A Lack of Emotional Depth

I’m always afraid to mourn people.

I remember a story my mom told me when I was young about an Alim (A religious person) and his young son who recently passed. The Alim cried every night from excruciating sadness. Then, one night, he had a dream. In it, his son was struggling to swim against the current of a wild river. As if sensing his father was there, the son shouted into the abyss. His voice was somehow clear against the coursing water. “Father,” he called. “You must stop crying for me. Because every tear you shed is another river I must swim until I can finally be in peace.” And so, moved by how much suffering his mourning has caused his son, the Alim stopped crying and moved on from his sadness.

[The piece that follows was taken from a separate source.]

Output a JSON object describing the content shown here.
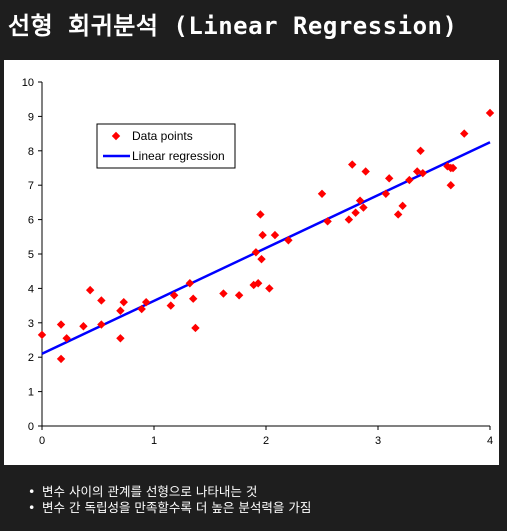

My mom told me that with the message that we shouldn’t cry over the dead. Us moving on will help them move towards a peaceful afterlife.

To me, that meant that I couldn’t cry for someone. Not unless I wanted them to suffer in the here-after. After that, crying was always so hard. I’d feel the stabbing pain in the chest, sure. But letting it out was difficult.

As I got older, I also realized it was something else. Especially now, when a friend of mine has passed away and I’m struggling to come to terms with it, I feel pained for feeling – well – pained.

For me, feeling sad for someone else’s death feels selfish. Like I’m making their passing about me. I’m making it about my pain and hurt, where really it’s about a brilliant, young man being taken too early from this world. I know that I mourn because I lost a friend and mentor, and that he will never be able to accomplish all the things he used to talk about. And yet, it feels selfish. It feels like I have no right to mourn for him.

I wonder how long I’ve been this emotionally crippled.